Sharks are renowned for speedily cutting through water. Scientists have been focusing on how the sharks' denticles might boost swimming speed and agility. The sharks' rough skin was thought to behave like the dimples on a golf ball, disturbing the flow of water over the surface to reduce the drag it experiences.
However, existing research into the benefits of shark skin bothered Lauder, since much of it was based on shark skin mimics that were held rigidly in place and laid flat like a sheet of paper. "I have wanted to study the function of shark skin when it moves," he said. [A Gallery of Wild Sharks]
Lauder and Oeffner procured skin from several large mako sharks at a fish market in Boston and glued them onto a rigid piece of aluminum foil. They immersed this foil in a water tank, wiggled it from side to side with a robotic apparatus to make it "swim," and flowed water against it to give it a push. By timing the water flow needed for the flapping device to essentially stay in place, they could determine how fast the robot was effectively swimming.
The researchers then carefully sanded off the denticles to see how the skin performed without them.

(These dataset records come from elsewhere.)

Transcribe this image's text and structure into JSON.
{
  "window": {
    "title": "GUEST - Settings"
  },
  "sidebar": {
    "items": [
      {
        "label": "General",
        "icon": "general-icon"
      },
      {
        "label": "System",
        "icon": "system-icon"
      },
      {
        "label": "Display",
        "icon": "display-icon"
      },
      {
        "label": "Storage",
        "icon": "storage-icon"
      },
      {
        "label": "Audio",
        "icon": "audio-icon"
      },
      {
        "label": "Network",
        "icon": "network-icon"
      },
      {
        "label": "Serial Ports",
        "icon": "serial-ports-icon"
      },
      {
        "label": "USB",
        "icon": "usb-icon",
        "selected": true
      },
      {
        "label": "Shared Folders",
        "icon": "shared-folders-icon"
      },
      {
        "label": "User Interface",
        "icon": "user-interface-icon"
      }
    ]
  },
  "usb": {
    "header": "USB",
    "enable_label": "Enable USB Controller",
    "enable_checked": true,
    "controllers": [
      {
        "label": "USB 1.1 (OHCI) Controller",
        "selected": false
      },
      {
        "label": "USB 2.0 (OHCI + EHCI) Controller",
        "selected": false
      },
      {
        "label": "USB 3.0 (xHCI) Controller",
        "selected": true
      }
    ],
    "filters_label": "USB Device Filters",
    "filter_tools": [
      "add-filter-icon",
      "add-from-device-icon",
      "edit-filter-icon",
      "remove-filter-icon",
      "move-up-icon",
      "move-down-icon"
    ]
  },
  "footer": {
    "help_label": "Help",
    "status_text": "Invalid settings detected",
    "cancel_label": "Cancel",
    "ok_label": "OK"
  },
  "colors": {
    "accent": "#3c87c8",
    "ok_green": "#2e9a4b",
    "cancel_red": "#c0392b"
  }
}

"Sanding the denticles off was challenging, and was one of the more difficult aspects," Lauder recalled. "It's hard to sand them off without damaging the underlying skin. Each foil took several hours to do."

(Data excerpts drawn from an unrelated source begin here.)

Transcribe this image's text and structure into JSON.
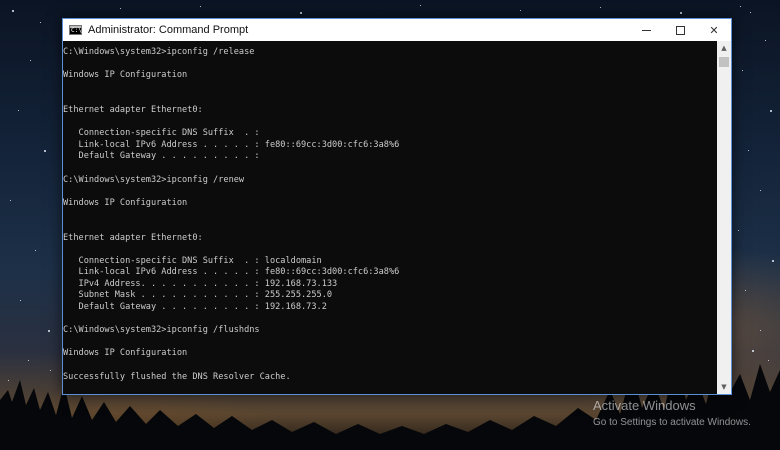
{
  "window": {
    "title": "Administrator: Command Prompt",
    "icon": "cmd-icon",
    "icon_glyph": "C:\\",
    "buttons": {
      "minimize": "minimize-icon",
      "maximize": "maximize-icon",
      "close": "close-icon",
      "close_glyph": "✕"
    }
  },
  "console": {
    "lines": [
      "C:\\Windows\\system32>ipconfig /release",
      "",
      "Windows IP Configuration",
      "",
      "",
      "Ethernet adapter Ethernet0:",
      "",
      "   Connection-specific DNS Suffix  . :",
      "   Link-local IPv6 Address . . . . . : fe80::69cc:3d00:cfc6:3a8%6",
      "   Default Gateway . . . . . . . . . :",
      "",
      "C:\\Windows\\system32>ipconfig /renew",
      "",
      "Windows IP Configuration",
      "",
      "",
      "Ethernet adapter Ethernet0:",
      "",
      "   Connection-specific DNS Suffix  . : localdomain",
      "   Link-local IPv6 Address . . . . . : fe80::69cc:3d00:cfc6:3a8%6",
      "   IPv4 Address. . . . . . . . . . . : 192.168.73.133",
      "   Subnet Mask . . . . . . . . . . . : 255.255.255.0",
      "   Default Gateway . . . . . . . . . : 192.168.73.2",
      "",
      "C:\\Windows\\system32>ipconfig /flushdns",
      "",
      "Windows IP Configuration",
      "",
      "Successfully flushed the DNS Resolver Cache."
    ]
  },
  "scrollbar": {
    "up_glyph": "▲",
    "down_glyph": "▼"
  },
  "watermark": {
    "title": "Activate Windows",
    "subtitle": "Go to Settings to activate Windows."
  },
  "colors": {
    "console_bg": "#0c0c0c",
    "console_text": "#cccccc",
    "window_border": "#5b8fd6"
  }
}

Oddly, instead of slowing down, the sanded foil sped up, which at first glance might suggest these scales were impeding the sharks. Harking back to their idea that sharks are flexible and not rigid, the scientists then glued two pieces of shark skin together to create a pliable membrane. They found that flexibility had a dramatic effect: Toothy, flexible surfaces were 12.3 percent faster than sanded ones. [Video of shark experiment]

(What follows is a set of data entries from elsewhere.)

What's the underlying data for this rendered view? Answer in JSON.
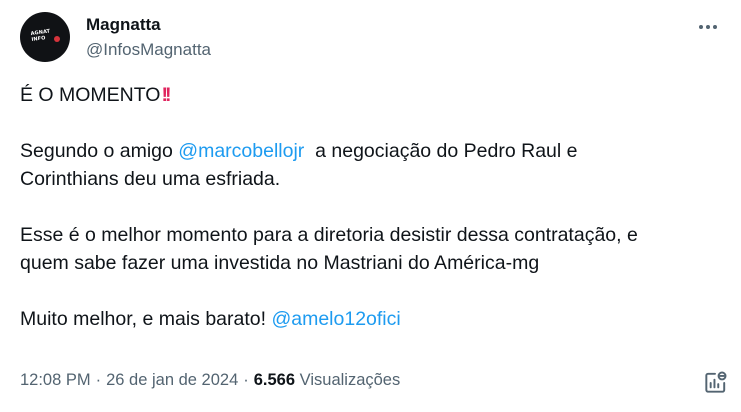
{
  "author": {
    "display_name": "Magnatta",
    "handle": "@InfosMagnatta",
    "avatar_text_line1": "AGNAT",
    "avatar_text_line2": "INFO"
  },
  "tweet": {
    "headline": "É O MOMENTO",
    "headline_emoji": "!!",
    "p1_prefix": "Segundo o amigo ",
    "p1_mention": "@marcobellojr",
    "p1_suffix": "  a negociação do Pedro Raul e",
    "p1_line2": "Corinthians deu uma esfriada.",
    "p2_line1": "Esse é o melhor momento para a diretoria desistir dessa contratação, e",
    "p2_line2": "quem sabe fazer uma investida no Mastriani do América-mg",
    "p3_text": "Muito melhor, e mais barato! ",
    "p3_mention": "@amelo12ofici"
  },
  "meta": {
    "time": "12:08 PM",
    "separator": "·",
    "date": "26 de jan de 2024",
    "views_count": "6.566",
    "views_label": "Visualizações"
  },
  "icons": {
    "more": "more-horizontal-icon",
    "analytics": "post-analytics-icon"
  },
  "colors": {
    "text": "#0f1419",
    "secondary": "#536471",
    "link": "#1d9bf0",
    "emoji": "#e0245e"
  }
}
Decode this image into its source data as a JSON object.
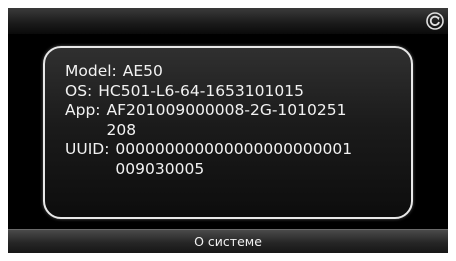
{
  "header": {
    "refresh_icon": "refresh-icon"
  },
  "info": {
    "model_label": "Model:",
    "model_value": "AE50",
    "os_label": "OS:",
    "os_value": "HC501-L6-64-1653101015",
    "app_label": "App:",
    "app_value": "AF201009000008-2G-1010251\n208",
    "uuid_label": "UUID:",
    "uuid_value": "000000000000000000000001\n009030005"
  },
  "footer": {
    "title": "О системе"
  },
  "colors": {
    "panel_border": "#e8e8e8",
    "text": "#f2f2f2",
    "background": "#000000"
  }
}
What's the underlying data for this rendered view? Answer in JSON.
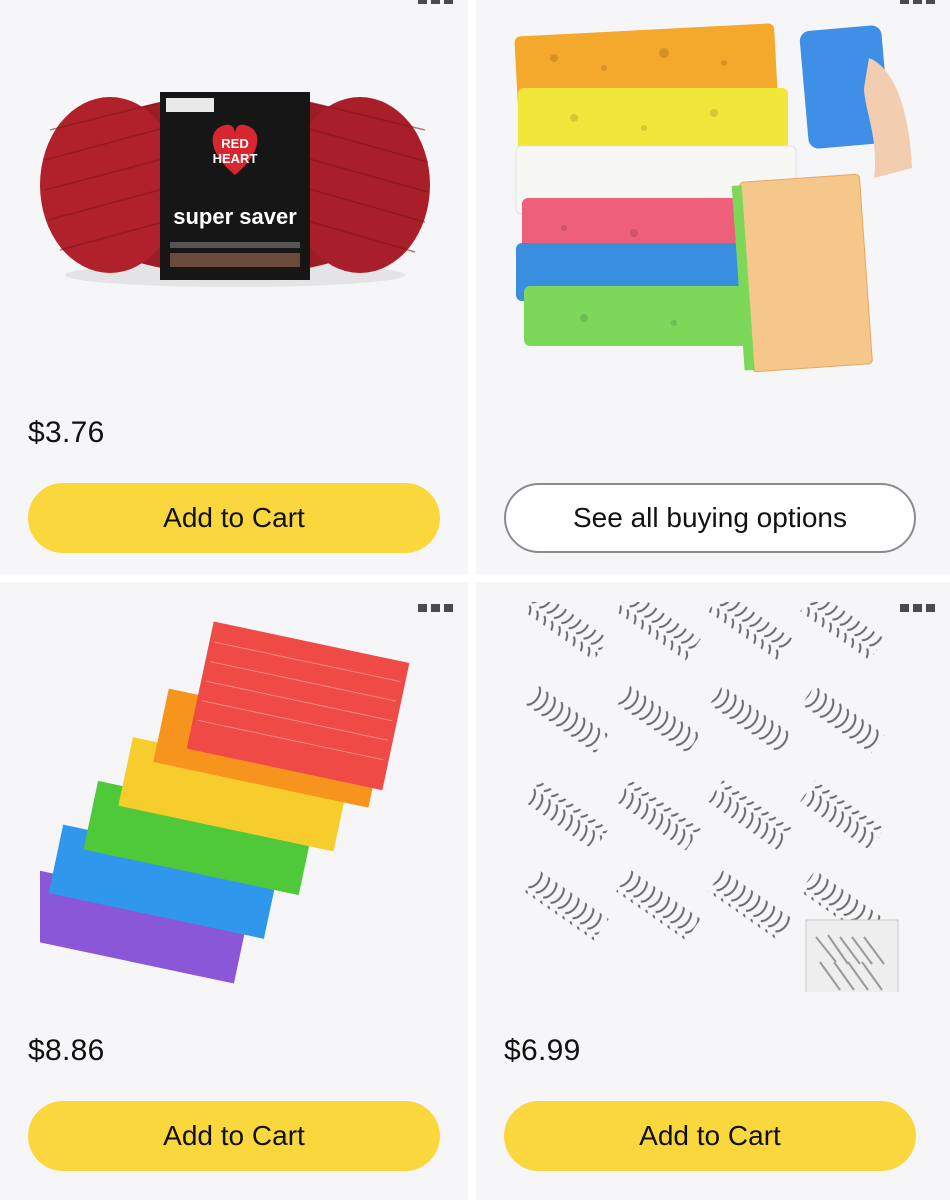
{
  "products": [
    {
      "image": "red-yarn-skein",
      "image_text": {
        "brand_line1": "RED",
        "brand_line2": "HEART",
        "product": "super saver"
      },
      "price": "$3.76",
      "button": "Add to Cart"
    },
    {
      "image": "colorful-sponges",
      "price": "",
      "button": "See all buying options"
    },
    {
      "image": "rainbow-index-cards",
      "price": "$8.86",
      "button": "Add to Cart"
    },
    {
      "image": "metal-springs",
      "price": "$6.99",
      "button": "Add to Cart"
    }
  ],
  "colors": {
    "add_to_cart_bg": "#fad73d",
    "card_bg": "#f6f6f8",
    "outline_border": "#8a8a8f"
  },
  "icons": [
    "more-options-icon"
  ]
}
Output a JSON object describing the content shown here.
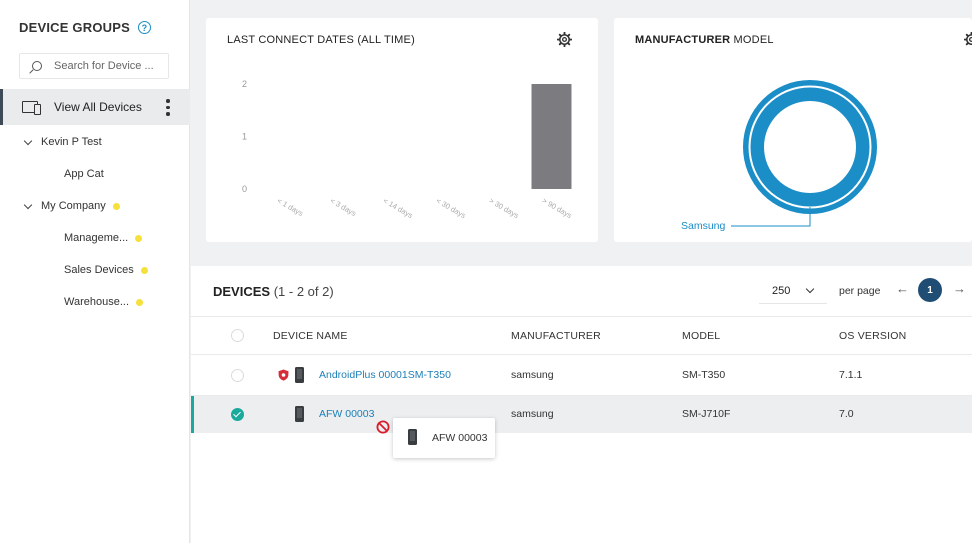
{
  "sidebar": {
    "title": "DEVICE GROUPS",
    "help_icon": "question-circle-icon",
    "search_placeholder": "Search for Device ...",
    "view_all": "View All Devices",
    "tree": [
      {
        "label": "Kevin P Test",
        "expanded": true,
        "level": 0,
        "dot": false
      },
      {
        "label": "App Cat",
        "level": 1,
        "dot": false
      },
      {
        "label": "My Company",
        "expanded": true,
        "level": 0,
        "dot": true
      },
      {
        "label": "Manageme...",
        "level": 1,
        "dot": true
      },
      {
        "label": "Sales Devices",
        "level": 1,
        "dot": true
      },
      {
        "label": "Warehouse...",
        "level": 1,
        "dot": true
      }
    ],
    "dot_color": "#f6e03b"
  },
  "chart_card": {
    "title": "LAST CONNECT DATES (ALL TIME)",
    "gear_icon": "gear-icon"
  },
  "chart_data": [
    {
      "type": "bar",
      "title": "LAST CONNECT DATES (ALL TIME)",
      "categories": [
        "< 1 days",
        "< 3 days",
        "< 14 days",
        "< 30 days",
        "> 30 days",
        "> 90 days"
      ],
      "values": [
        0,
        0,
        0,
        0,
        0,
        2
      ],
      "y_ticks": [
        "2",
        "1",
        "0"
      ],
      "ylim": [
        0,
        2
      ],
      "bar_color": "#7c7b80",
      "grid": false
    },
    {
      "type": "pie",
      "title": "MANUFACTURER MODEL",
      "categories": [
        "Samsung"
      ],
      "values": [
        2
      ],
      "colors": [
        "#1b8dc7"
      ]
    }
  ],
  "manufacturer_card": {
    "title_bold": "MANUFACTURER",
    "title_rest": " MODEL",
    "label": "Samsung",
    "ring_color": "#1b8dc7"
  },
  "devices": {
    "title": "DEVICES",
    "count": "(1 - 2 of 2)",
    "per_page_value": "250",
    "per_page_label": "per page",
    "prev_icon": "←",
    "next_icon": "→",
    "current_page": "1",
    "columns": [
      "DEVICE NAME",
      "MANUFACTURER",
      "MODEL",
      "OS VERSION"
    ],
    "rows": [
      {
        "name": "AndroidPlus 00001SM-T350",
        "manufacturer": "samsung",
        "model": "SM-T350",
        "os": "7.1.1",
        "selected": false
      },
      {
        "name": "AFW 00003",
        "manufacturer": "samsung",
        "model": "SM-J710F",
        "os": "7.0",
        "selected": true
      }
    ],
    "accent_color": "#1aa99a",
    "link_color": "#1d7fb8"
  },
  "drag_ghost": {
    "label": "AFW 00003"
  }
}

Next-generation robot skin
The researchers also tested the swimming performance of two shark-skin mimics. One was the Speedo Fastskin FS II fabric, whose bumpy, ridged surfaces are supposed to reduce the drag swimmers experience. The other was a silicone rubber "riblet" — a membrane with sharp-edged ridges on it. "Riblets are being actively studied to put on wind turbine blades to reduce drag, and I believe that one of the America's Cup sailing boats in 1987 used riblets on the hull," Lauder said.
Although the riblets improved the flexible foil's swimming speed by 7.2 percent, the Speedo fabric apparently had no effect at all, perhaps because its bumps were small, rounded and very widely spaced compared with both shark denticles and the sharp-edged riblets. (Lauder did note that figure-hugging Fastskin swimming costumes probably enhance the swimmer's performance in other ways.)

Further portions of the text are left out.